Thanks. 5x? Wow. So that's still adding useful desired signal and not blowing it out with LP?
I guess my blue peak only went up about 1/16 histogram when I look at things again, but on-screen it was starting to seem pretty bright and the galaxy shape was hazing over. I've used far far worse, of course (I'm a beginner!), but I'd kind of like to make this a nice one and I haven't worked anything out yet for keep/reject on skyglow.
Thanks. I may have been overreacting, though still wondering what reasonable "range from optimum" I should be thinking about.
And gracias, I guess it is my birthday...in UTC. The fourth with me be not.
My brother sent me the Bracken book. Of course I knew it all already, just from being here on CN.
Flipping through the PI sections made my eyes bug out. I can't believe you guys are doing all that work!
What I do. Bortle 7. Close to a big city.
Don't image below 45 degrees elevation.
Don't try to image galaxies and nebulae when the Moon is anywhere near the target.
Brightness variations are not a problem.
Bracken's PI processing is kiddy stuff. <smile>
Here's an adult.
And here's a serious pro.

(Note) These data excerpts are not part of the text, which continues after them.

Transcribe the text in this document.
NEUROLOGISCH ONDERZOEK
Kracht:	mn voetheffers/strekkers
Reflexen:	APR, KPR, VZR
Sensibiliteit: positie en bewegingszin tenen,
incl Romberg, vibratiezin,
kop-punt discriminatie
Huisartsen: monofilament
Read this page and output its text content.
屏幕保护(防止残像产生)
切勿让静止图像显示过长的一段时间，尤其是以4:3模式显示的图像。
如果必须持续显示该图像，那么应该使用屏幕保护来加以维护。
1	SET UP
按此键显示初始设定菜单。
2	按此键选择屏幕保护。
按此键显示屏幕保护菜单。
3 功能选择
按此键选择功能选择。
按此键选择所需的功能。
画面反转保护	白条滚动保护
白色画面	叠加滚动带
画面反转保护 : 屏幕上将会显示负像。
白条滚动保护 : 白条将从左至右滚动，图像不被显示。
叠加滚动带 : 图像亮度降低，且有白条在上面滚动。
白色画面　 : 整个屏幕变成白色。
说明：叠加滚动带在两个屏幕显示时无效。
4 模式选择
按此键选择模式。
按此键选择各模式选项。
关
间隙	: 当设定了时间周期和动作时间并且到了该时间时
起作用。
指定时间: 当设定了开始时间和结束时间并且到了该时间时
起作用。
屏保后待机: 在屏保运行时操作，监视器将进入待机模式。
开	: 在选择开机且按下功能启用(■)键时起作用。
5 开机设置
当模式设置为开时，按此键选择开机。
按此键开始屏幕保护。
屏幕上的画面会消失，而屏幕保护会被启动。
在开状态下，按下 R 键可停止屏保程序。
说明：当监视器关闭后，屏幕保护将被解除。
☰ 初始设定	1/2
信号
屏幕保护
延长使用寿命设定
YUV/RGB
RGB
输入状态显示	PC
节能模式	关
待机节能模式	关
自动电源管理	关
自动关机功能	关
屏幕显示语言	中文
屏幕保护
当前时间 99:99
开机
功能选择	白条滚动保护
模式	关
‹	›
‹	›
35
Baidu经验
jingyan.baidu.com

The best noise reduction technique I've ever seen, and I've seen a lot.
Illustrative _small_ quote from the above.
"Now here is the critical part about creating a good TGV mask. It needs to be low contrast. We want to have higher protection in brighter areas than in darker areas, however it is critical that darker areas are actually protected fairly heavily. This is where manual masking for TGV differs from normal use…we are applying strong protection, and therefor significant attenuation, of the TGV denoising effect to the darker areas. It’s increased protection is what preserves detail and fine grain, while still allowing significant NR. To modify the mask, you need to perform two steps. First, open CurvesTransformation and reset it. Adjust the black point Output level to somewhere between 0.15 and 0.25, for now start with 0.2. Adjust the white point Output level to somewhere between 0.5 and 0.65, for now start with 0.5. Apply CT to your TGV_mask image.
This will brighten the dark parts and darken the light parts, resulting in a lower contrast gray image. We’ve started with 0.2 and 0.5, however in general you will want to tweak these levels depending on the initial contrast of your data…higher contrast data could use more tuning, while lower contrast data could use less tuning."
The first time I used the techniques, I took maybe 4 hours. I've got it down to an hour. Most of the time.
It takes me 10 (simple black and white H alpha) to 50 (multiple filters, both broad and narrowband) hours to process an image. In my best year, I did 17 (seventeen).
The thing about PI. It does not magically process better. It provides you a vast array of extremely adjustable tools so that YOU can process better. It's truthfully said that, if there are two ways to do something, PI has five. To get the most out of PI, you have to know which of the five to use when. <smile> And how to use them, what parameters to adjust how.
I generally use a combination of at least three stretching techniques. Now you have to know in what order to do them. It varies with the data.
Why I recommend Astro Pixel Processor to beginners. They have more important things to do than to learn to use PI well.
Edited by bobzeq25, 04 May 2021 - 10:52 PM.